Lempel-Ziv Welch compression
(LZW) The
algorithm used by the
Unix compress command to reduce the size of files, e.g. for archival or transmission. LZW was designed by Terry Welch in 1984 for implementation in hardware for high-performance disk controllers.
It is a variant of LZ78, one of the two
Lempel-Ziv compression schemes.
The LZW algorithm relies on reoccurrence of byte sequences (strings) in its input.
It maintains a table mapping input strings to their associated output codes.
The table initially contains mappings for all possible strings of length one. Input is taken one byte at a time to find the longest initial string present in the table.

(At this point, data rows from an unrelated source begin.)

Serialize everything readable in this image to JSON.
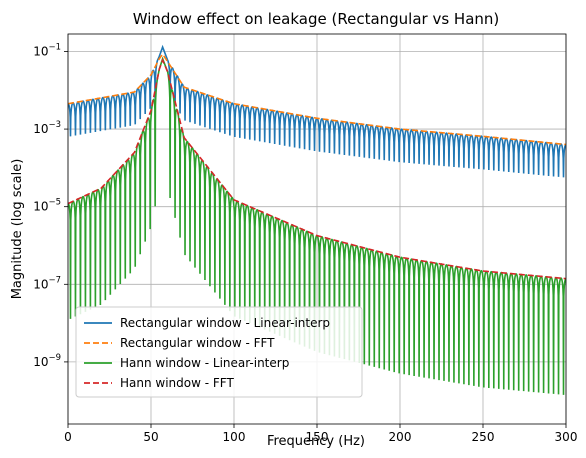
{
  "chart_data": {
    "type": "line",
    "title": "Window effect on leakage (Rectangular vs Hann)",
    "xlabel": "Frequency (Hz)",
    "ylabel": "Magnitude (log scale)",
    "xlim": [
      0,
      300
    ],
    "ylim_log10": [
      -10.6,
      -0.55
    ],
    "yscale": "log",
    "grid": true,
    "legend_position": "lower-left",
    "x_ticks": [
      0,
      50,
      100,
      150,
      200,
      250,
      300
    ],
    "x_tick_labels": [
      "0",
      "50",
      "100",
      "150",
      "200",
      "250",
      "300"
    ],
    "y_ticks_log10": [
      -1,
      -3,
      -5,
      -7,
      -9
    ],
    "y_tick_labels": [
      {
        "base": "10",
        "exp": "−1"
      },
      {
        "base": "10",
        "exp": "−3"
      },
      {
        "base": "10",
        "exp": "−5"
      },
      {
        "base": "10",
        "exp": "−7"
      },
      {
        "base": "10",
        "exp": "−9"
      }
    ],
    "signal_peak_hz": 57,
    "series": [
      {
        "name": "Rectangular window - Linear-interp",
        "color": "#1f77b4",
        "dash": "solid",
        "envelope": {
          "x": [
            0,
            40,
            50,
            55,
            57,
            60,
            70,
            100,
            150,
            200,
            250,
            300
          ],
          "y": [
            0.0045,
            0.009,
            0.025,
            0.075,
            0.13,
            0.06,
            0.012,
            0.0045,
            0.0019,
            0.001,
            0.00065,
            0.0004
          ]
        },
        "null_depth_ratio": 0.14,
        "ripple_period_hz": 3
      },
      {
        "name": "Rectangular window - FFT",
        "color": "#ff7f0e",
        "dash": "dashed",
        "envelope": {
          "x": [
            0,
            40,
            50,
            55,
            57,
            60,
            70,
            100,
            150,
            200,
            250,
            300
          ],
          "y": [
            0.0045,
            0.009,
            0.025,
            0.065,
            0.085,
            0.055,
            0.012,
            0.0045,
            0.0019,
            0.001,
            0.00065,
            0.0004
          ]
        },
        "null_depth_ratio": 1.0,
        "ripple_period_hz": 0
      },
      {
        "name": "Hann window - Linear-interp",
        "color": "#2ca02c",
        "dash": "solid",
        "envelope": {
          "x": [
            0,
            20,
            40,
            50,
            55,
            57,
            60,
            70,
            100,
            150,
            200,
            250,
            300
          ],
          "y": [
            1.2e-05,
            3e-05,
            0.00025,
            0.003,
            0.035,
            0.065,
            0.03,
            0.0006,
            1.5e-05,
            1.8e-06,
            5e-07,
            2.2e-07,
            1.4e-07
          ]
        },
        "null_depth_ratio": 0.001,
        "ripple_period_hz": 3
      },
      {
        "name": "Hann window - FFT",
        "color": "#d62728",
        "dash": "dashed",
        "envelope": {
          "x": [
            0,
            20,
            40,
            50,
            55,
            57,
            60,
            70,
            100,
            150,
            200,
            250,
            300
          ],
          "y": [
            1.2e-05,
            3e-05,
            0.00025,
            0.003,
            0.035,
            0.06,
            0.03,
            0.0006,
            1.5e-05,
            1.8e-06,
            5e-07,
            2.2e-07,
            1.4e-07
          ]
        },
        "null_depth_ratio": 1.0,
        "ripple_period_hz": 0
      }
    ]
  }
}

The code for that string is output and then the string is extended with one more input byte, b.
A new entry is added to the table mapping the extended string to the next unused code (obtained by incrementing a counter).
The process repeats, starting from byte b.
The number of bits in an output code, and hence the maximum number of entries in the table is usually fixed and once this limit is reached, no more entries are added.
LZW compression and decompression are licensed under Unisys Corporation's 1984 U.S. Patent 4,558,302 and equivalent foreign patents.
This kind of patent isn't legal in most coutries of the world (including the UK) except the USA. Patents in the UK can't describe
algorithms or mathematical methods.
[A Technique for High Performance Data Compression, Terry A. Welch, IEEE Computer, 17(6), June 1984, pp. 8-19]
[J. Ziv and A. Lempel, "A Universal Algorithm for Sequential Data Compression," IEEE Transactions on Information Theory, Vol. IT-23, No. 3, May 1977, pp. 337-343].